We are using Gunicorn with gevents and 4 workers on each dyno.
We are experiencing sporadic high service times. Here is an example from Logentries:
High Response Time:
heroku router - - at=info
method=GET
path="/accounts/login/"
dyno=web.1
connect=1ms
service=6880ms
status=200
bytes=3562
I have been Googling this for weeks now. We are unable to reproduce at will but experience these alerts 0 to 5 times a day. Notable points:
- Occurs on all three apps (all running similar code)
- Occurs on different pages, including simple pages such as 404 and /admin
- Occurs at random times
- Occurs with varying throughput. One of our instances only drives 3 users/day. It is not related to sleeping dynos because we ping with New Relic and the issue can occur mid-session
- Unable to reproduce at will. I have experienced this issue personally once. Clicking a page that normally executes in 500ms resulted in a 30 second delay and eventually an app error screen from Heroku's 30s timeout
- High response times vary from 5000ms - 30000ms.
- New Relic does not point to a specific issue. Here are the past few transactions and times:
- RegexURLResolver.resolve
4,270ms
- SessionMiddleware.process_request
2,750ms
- Render login.html
1,230ms
- WSGIHandler
1,390ms
- The above are simple calls and do not normally take near that amount of time
- RegexURLResolver.resolve
What I have narrowed it down to:
This article on Gunicorn and slow clients- I have seen this issue happen with slow clients but also at our office where we have a fiber connection.
Gevent and async workers not playing nicely- We've switched to gunicorn sync workers and problem still persists.
- Gunicorn worker timeout
- It's possible that workers are somehow being kept-alive in a null state.
Insufficient workers / dynos- No indication of CPU/memory/db overutilization and New Relic doesn't display any indication of DB latency
- Noisy Neighbors
- Among my multiple emails with Heroku, the support rep has mentioned at least one of my long requests was due to a noisy neighbor, but was not convinced that was the issue.
Subdomain 301- The requests are coming through fine, but getting stuck randomly in the application.
Dynos restarting- If this were the case, many users would be affected.
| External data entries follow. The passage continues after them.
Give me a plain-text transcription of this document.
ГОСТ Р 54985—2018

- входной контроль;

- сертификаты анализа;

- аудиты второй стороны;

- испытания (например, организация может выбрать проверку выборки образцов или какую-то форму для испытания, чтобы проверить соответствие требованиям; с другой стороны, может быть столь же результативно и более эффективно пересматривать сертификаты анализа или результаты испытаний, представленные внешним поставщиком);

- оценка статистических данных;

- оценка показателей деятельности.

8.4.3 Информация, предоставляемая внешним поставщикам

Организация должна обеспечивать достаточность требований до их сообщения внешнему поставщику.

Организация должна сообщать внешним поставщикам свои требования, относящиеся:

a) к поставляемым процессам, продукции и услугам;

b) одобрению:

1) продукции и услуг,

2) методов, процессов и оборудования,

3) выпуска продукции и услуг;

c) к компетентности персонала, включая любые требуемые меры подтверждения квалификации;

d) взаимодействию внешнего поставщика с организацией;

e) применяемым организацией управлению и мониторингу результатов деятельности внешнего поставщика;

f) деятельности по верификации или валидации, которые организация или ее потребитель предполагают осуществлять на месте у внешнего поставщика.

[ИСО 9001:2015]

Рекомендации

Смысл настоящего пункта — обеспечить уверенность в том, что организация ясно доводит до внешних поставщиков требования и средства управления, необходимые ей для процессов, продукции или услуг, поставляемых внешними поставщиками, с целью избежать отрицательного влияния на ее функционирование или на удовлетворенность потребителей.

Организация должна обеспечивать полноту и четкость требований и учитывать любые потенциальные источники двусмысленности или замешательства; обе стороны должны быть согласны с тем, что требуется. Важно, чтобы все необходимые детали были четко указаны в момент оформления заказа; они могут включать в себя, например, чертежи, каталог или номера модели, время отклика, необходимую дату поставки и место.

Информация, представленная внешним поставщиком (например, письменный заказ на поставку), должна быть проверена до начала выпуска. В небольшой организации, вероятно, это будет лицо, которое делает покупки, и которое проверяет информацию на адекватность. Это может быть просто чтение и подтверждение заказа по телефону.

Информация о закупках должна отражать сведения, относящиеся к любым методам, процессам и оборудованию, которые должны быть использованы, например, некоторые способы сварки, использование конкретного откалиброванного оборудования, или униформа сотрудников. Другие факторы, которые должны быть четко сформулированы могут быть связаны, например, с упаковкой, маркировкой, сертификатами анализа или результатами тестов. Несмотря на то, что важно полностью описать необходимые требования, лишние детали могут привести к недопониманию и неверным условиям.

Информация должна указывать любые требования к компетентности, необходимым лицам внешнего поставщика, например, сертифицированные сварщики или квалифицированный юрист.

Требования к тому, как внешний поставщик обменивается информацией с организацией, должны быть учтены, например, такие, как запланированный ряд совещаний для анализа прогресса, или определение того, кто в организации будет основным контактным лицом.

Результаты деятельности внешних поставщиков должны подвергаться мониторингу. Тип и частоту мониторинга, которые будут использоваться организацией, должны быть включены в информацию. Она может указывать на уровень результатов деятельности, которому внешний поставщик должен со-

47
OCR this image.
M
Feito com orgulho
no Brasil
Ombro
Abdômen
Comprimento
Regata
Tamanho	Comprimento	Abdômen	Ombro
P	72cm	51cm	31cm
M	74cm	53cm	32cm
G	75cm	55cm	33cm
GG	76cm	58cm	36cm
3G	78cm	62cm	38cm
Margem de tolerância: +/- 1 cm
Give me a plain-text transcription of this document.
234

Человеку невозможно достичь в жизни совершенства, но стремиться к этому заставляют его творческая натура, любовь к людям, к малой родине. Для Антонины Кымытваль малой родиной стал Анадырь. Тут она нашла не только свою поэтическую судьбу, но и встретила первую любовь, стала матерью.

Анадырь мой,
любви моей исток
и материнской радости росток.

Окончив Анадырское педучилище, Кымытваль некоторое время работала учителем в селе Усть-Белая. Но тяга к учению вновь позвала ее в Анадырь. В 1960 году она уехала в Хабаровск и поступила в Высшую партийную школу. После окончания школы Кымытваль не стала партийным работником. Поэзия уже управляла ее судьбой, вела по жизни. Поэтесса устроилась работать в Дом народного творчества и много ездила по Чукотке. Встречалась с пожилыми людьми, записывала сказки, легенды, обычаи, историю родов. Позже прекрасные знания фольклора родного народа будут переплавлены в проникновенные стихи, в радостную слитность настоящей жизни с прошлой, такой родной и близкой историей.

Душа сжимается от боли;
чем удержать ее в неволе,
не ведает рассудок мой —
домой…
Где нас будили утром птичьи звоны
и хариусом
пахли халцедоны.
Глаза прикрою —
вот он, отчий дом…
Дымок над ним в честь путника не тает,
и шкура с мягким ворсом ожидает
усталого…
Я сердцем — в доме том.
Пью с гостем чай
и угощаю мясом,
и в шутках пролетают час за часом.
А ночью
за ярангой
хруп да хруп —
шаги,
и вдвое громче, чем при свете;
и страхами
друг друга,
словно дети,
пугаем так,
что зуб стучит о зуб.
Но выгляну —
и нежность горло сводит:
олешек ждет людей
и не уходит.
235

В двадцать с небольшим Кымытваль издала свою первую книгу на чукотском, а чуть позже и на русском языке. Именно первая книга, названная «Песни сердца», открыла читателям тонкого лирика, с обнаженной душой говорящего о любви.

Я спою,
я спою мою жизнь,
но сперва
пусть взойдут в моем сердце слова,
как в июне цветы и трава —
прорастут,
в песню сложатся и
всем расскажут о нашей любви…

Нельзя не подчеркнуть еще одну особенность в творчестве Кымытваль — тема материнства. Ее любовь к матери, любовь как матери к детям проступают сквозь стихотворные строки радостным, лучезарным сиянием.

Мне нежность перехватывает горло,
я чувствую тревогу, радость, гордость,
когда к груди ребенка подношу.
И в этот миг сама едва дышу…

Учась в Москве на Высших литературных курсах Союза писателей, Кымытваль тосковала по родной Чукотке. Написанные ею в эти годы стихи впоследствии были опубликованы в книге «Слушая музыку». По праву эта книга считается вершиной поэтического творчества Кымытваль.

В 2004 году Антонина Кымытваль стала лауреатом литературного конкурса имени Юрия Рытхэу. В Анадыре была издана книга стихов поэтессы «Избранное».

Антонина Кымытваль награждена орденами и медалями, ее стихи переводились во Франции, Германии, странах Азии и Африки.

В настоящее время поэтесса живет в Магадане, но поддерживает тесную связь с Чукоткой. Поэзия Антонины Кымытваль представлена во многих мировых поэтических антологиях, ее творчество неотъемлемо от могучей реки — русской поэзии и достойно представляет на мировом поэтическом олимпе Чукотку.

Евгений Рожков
Also, I can see that our dynos have not restarted recently.
- Heroku routing / service issue
- It is possible that the Heroku service is less than advertised and this is simply a downside of using their service.
We have been having this issue for the past few months, but now that we are scaling it needs to be fixed. Any ideas would be much appreciated as I have exhausted nearly every SO or Google link.